AÇIKLAMALAR... İNSANI KAMİLLER / KUTSAL (SAF) RUHLAR
Tanrının huzurundaki ferdi bilinçler karşılıklı çözünmüş olarak birbirinin içine geçerek bir Bütün oluşturur. Ancak Yaratım içinde özel görevler icra etmek üzere tekrar bireyselliklerine ayrılabilirler. Bu saf kamil ruhlar (İnsanı kamil) son reenkarnasyonlarındaki görüntülerini, eğilimlerini muhafaza edebilirler. Bir enerji kümesine dönüşebilirler ya da irtibata geçecekleri insanlara istedikleri şekilde görünürler.
Tanrı ve Tanrı katındaki saf ruhlar sadece söylediğimiz sözleri değil tüm düşüncelerimizi bilirler. En mahrem olanlar dahil. Madde dünyasındaki her şeyi tüm detaylarıyla görürler. Bizi tüm halimizle, elbiselerimizin altındaki tenimizi ve hatta tüm iç organlarımız dahil görürler. Bu saf ruhların bedensiz olarak ışınsal bedenleriyle Tanrı katındayken kendiliğinden istedikleri her şeyi görüp bilmeleri doğal bir durumdur ancak onlar Tanrı gibi her an herkesi ve her şeyi izlemezler sadece görevleri gereği izlediklerini görürler. Biz bedenliler bunu bilmeyiz. Farkına da varmayız. Esasen bilsek de, farkında olsak da yapabileceğimiz bir şey yoktur. Biz tüm Evrensel Bilinç karşısında çıplağız. Bedenlenmemiş saf ruhlar karşısında çıplağız. Bizi sınarlar, takdir ederler, sevgi duyarlar, şefkat duyarlar, saygı duyarlar yada komik bulurlar, nefret ederler ve çekmek zorunda kalacaklarımız için hoşnutsuzluk duyarlar. İçleri burkulur. Evet, ama biz bunları bilmeyiz. Bilsek de zaten kaçıp saklanabileceğimiz bir yer yok.
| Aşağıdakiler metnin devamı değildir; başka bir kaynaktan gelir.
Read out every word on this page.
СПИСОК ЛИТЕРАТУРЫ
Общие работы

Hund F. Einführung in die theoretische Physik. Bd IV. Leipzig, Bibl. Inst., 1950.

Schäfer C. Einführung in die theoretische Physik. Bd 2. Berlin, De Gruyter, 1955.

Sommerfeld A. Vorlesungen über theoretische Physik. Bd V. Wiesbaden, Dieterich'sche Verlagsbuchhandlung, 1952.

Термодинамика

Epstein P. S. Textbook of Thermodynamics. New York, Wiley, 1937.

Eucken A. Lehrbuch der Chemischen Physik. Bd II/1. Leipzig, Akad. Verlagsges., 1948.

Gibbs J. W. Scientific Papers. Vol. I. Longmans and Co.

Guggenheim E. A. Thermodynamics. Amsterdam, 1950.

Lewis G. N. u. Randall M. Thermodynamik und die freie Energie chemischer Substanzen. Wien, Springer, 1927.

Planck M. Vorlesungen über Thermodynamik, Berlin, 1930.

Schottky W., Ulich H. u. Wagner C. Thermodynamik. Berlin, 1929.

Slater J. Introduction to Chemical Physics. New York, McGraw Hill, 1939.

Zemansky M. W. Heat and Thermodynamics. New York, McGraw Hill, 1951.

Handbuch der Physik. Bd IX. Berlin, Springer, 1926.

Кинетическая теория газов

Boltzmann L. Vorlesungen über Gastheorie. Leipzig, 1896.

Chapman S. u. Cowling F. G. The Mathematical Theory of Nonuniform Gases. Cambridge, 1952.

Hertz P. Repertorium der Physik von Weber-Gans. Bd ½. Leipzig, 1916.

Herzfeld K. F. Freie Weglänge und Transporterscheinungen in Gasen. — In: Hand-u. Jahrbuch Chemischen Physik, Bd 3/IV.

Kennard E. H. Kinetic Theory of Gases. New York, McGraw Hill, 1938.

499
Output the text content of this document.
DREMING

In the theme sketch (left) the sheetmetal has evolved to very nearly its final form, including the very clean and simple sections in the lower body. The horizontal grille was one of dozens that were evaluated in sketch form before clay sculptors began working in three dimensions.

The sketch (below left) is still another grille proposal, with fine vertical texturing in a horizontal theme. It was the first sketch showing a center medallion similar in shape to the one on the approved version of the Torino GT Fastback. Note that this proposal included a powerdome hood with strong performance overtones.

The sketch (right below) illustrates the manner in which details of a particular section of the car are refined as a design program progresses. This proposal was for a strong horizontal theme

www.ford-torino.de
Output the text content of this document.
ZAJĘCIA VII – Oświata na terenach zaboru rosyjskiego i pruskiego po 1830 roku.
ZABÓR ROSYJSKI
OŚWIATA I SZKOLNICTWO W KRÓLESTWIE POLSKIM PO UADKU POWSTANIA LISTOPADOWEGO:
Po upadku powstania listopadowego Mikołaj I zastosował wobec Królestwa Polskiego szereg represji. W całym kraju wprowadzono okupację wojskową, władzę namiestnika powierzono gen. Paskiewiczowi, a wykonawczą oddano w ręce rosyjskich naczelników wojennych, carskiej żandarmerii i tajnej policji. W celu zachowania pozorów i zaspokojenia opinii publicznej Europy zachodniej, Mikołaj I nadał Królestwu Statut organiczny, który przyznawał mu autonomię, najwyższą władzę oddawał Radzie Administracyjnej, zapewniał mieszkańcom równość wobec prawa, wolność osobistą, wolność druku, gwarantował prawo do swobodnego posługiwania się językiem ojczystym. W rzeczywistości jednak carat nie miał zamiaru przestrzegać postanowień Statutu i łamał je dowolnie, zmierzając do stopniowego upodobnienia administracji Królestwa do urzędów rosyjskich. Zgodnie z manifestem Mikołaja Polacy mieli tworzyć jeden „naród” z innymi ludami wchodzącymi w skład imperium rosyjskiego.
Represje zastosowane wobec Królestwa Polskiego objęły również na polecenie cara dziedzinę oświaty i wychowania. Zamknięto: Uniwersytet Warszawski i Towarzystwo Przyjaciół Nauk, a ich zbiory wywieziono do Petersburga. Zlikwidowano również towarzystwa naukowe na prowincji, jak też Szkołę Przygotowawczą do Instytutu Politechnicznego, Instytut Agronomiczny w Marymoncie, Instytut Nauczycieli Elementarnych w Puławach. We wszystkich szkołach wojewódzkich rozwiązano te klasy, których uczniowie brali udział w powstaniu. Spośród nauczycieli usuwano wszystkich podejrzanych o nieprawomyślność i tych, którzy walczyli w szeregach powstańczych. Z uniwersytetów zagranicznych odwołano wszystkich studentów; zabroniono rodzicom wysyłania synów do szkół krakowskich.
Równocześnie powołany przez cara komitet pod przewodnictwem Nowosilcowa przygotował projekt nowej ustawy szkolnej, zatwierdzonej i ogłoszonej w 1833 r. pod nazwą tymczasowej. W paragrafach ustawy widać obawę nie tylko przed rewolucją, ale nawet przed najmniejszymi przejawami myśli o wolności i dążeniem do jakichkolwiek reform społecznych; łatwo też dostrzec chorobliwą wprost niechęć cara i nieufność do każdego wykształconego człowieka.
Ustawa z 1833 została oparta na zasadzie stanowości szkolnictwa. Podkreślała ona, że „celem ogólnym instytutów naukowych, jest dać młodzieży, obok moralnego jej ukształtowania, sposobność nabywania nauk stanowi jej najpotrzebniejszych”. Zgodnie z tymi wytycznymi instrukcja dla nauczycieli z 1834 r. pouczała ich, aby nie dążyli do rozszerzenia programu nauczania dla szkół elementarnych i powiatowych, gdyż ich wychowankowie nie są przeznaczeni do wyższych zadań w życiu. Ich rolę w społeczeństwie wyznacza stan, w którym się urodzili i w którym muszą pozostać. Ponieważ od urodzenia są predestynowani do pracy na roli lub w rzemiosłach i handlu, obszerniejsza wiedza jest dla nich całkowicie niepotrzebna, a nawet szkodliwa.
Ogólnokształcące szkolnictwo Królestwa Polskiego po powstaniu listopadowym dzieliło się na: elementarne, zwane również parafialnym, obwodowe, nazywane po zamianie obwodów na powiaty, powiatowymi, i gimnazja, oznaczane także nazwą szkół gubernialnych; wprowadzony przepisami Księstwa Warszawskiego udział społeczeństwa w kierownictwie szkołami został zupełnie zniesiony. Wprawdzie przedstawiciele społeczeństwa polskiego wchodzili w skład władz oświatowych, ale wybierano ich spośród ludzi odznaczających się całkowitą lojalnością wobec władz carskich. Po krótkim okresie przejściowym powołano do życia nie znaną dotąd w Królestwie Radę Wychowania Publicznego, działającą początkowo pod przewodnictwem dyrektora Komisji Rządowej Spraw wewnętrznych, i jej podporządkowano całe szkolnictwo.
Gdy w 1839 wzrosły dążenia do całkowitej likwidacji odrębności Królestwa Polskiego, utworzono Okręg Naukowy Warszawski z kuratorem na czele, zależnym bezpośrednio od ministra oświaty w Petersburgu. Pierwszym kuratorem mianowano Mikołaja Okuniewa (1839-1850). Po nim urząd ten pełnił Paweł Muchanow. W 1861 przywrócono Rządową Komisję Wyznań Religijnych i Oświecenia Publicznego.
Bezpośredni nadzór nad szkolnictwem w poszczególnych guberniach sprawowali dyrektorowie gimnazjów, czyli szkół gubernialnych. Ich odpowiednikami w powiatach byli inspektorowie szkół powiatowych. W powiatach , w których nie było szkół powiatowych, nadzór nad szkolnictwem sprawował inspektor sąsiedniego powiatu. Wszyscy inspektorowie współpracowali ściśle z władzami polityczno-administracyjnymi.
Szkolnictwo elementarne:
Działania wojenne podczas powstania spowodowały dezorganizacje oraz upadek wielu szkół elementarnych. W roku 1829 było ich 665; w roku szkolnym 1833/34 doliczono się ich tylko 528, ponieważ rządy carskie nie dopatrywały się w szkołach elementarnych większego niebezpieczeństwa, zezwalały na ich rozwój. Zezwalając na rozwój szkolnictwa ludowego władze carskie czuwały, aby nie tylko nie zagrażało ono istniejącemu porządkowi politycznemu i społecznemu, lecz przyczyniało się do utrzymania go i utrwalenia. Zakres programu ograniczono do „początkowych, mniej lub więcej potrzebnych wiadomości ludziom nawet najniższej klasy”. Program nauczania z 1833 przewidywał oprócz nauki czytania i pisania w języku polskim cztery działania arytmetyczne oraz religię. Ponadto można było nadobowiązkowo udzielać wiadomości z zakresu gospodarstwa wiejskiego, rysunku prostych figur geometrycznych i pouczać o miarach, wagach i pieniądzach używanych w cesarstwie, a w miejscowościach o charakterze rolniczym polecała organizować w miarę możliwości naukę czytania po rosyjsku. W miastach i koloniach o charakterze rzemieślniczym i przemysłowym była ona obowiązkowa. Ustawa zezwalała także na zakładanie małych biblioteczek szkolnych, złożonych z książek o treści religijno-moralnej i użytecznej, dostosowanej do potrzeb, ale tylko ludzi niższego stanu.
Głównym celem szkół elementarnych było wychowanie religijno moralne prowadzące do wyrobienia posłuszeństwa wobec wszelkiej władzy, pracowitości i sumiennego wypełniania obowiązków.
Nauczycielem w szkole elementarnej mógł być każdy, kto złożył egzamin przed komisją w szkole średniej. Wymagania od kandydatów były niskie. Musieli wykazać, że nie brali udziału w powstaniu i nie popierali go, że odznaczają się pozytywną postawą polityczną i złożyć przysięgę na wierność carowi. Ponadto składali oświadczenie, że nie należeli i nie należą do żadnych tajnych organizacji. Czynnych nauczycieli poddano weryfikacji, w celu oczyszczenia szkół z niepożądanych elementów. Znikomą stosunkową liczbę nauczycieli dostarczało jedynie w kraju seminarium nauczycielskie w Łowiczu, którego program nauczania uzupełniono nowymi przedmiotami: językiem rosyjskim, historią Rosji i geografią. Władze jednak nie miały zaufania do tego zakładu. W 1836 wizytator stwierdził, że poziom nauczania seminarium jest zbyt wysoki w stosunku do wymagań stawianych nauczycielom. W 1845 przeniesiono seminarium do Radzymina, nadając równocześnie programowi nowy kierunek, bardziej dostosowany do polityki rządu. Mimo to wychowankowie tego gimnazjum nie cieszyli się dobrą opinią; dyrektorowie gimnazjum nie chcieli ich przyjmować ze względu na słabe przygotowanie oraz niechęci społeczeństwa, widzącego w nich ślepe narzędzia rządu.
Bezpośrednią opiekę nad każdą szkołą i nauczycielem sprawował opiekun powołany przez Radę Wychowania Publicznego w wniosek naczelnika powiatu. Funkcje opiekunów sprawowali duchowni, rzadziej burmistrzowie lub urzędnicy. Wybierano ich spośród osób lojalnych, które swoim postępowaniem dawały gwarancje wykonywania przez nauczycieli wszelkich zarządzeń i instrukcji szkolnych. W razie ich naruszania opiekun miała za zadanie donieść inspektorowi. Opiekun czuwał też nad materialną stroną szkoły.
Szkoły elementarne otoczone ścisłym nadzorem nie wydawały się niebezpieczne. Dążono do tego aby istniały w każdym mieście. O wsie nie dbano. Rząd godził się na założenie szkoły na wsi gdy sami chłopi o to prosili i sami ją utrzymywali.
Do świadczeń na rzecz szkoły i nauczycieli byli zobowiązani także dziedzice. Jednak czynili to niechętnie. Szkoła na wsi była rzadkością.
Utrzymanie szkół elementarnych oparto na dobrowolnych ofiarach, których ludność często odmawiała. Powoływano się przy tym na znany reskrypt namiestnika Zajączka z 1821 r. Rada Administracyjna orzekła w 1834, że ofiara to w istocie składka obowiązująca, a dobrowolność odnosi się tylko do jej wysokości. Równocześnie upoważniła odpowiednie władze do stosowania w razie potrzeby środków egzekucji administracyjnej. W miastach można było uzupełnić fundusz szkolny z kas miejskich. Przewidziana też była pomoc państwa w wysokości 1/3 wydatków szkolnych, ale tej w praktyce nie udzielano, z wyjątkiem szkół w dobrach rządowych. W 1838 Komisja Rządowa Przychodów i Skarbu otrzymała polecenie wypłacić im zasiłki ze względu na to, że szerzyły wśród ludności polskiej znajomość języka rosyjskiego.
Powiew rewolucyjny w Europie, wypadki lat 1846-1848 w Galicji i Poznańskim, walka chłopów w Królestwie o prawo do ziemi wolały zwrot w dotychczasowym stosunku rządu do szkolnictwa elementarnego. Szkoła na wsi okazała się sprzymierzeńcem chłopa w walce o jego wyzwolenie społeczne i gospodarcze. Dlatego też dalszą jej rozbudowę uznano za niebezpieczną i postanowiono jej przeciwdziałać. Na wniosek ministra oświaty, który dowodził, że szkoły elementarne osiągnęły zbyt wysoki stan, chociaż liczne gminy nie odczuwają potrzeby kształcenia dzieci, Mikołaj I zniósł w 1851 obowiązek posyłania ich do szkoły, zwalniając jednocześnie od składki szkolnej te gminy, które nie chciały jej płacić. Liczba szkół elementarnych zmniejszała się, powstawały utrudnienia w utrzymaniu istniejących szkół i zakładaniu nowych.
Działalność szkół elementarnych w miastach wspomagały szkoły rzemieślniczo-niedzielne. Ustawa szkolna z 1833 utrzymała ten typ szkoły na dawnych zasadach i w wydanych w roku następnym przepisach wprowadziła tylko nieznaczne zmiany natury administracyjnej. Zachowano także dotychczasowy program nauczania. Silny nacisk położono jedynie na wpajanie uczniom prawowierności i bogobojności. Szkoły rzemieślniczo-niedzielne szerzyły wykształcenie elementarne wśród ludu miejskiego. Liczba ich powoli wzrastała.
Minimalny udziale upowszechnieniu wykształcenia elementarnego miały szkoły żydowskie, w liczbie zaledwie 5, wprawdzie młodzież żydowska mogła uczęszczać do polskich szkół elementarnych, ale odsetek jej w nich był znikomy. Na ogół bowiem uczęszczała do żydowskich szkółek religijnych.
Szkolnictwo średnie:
Bedenli yaşamları sonunda saf ruh olmuş birisi, bu mertebeye kabul edilir ve orada kendi kutsal bedenini kurar. Mesih olmuştur. Yeşua Mesih'in bize gösterdiği yolda yürümüş ve başarmıştır. Yeşua’nın yolu sevgi yoludur. Tamamen sevgi olamayan ruhlar bu son mertebeye alınmaz. Tam saflaşabilenler bedensel ölümlerini takiben yükselir ve ölümsüzlüğe hak kazanırlar. Vefatlarına müteakip ışığa çekilip alınırlar. Bu ruhlar artık Tanrı ile birlikte sonsuz yaşayacaklardır. İste hakikat budur. Gerçek budur. Yaratılış amacımız budur. Bunu başaramayanlar, dünyaya tapan ama dillerinde aksini söyleyenlerdir ve sadece kendilerini kandırmaktadırlar. Son haklarında da başarılı olamayanlar ilahi adalet gereği verdikleri ıstıraplara karşın bedel ödedikten sonra yok edilirler. Bilinçleri Tanrı tarafından geri dönüşsüz olarak silinir.
Ruhunuzu kısıtlamayın. Özgür bırakın. Ruhlarınıza zayıflık, zaaf yüklemeyin. Ruhsal alemde mantık kuralları geçmez. Yaşarken bir insan ne kader manevi gerçeklere uygun olarak (sevgi, saygı, doğruluk, iyilik, hoşgörü, sükunet, erdem, sağduyu) yaşarsa her şeyin kaynağı olan Tanrıya ve dolayısıyla her şeyin merkezine o kadar yakın olur. Eğer Tanrıyı unutup dünyaya taparsanız merkezden o kadar uzaklaşır ve sonsuz karanlıklarda yok olur gidersiniz. Karanlıklar Tanrının ışığından mahrum kalmaktır. Bir alan değil bir durumdur.
Ateistler ve bağnaz dinciler ruhu ret eder ve her şeyi bu fiziksel bedenden ibaret sanır ki tüm dünyaları ve de ahiretleri bile bedensel zevk ve sefa sanılarından kuruludur. Beden aslında bir enerji dönüştürücüsüdür. Bilince (ruha) büyüyüp yükselmesi için gerekli enerjileri alınan besinlerden ve fiziksel hareketlerden dönüştürerek, elde ederek sunar. Bu nedenle bedenlerimizde sevilmeli ve özenle çok iyi bakılmalıdırlar. Ruhsal alemde bilincin (ruhun) yükselmesi için gerekli enerjiyi temin etmek mümkün değildir.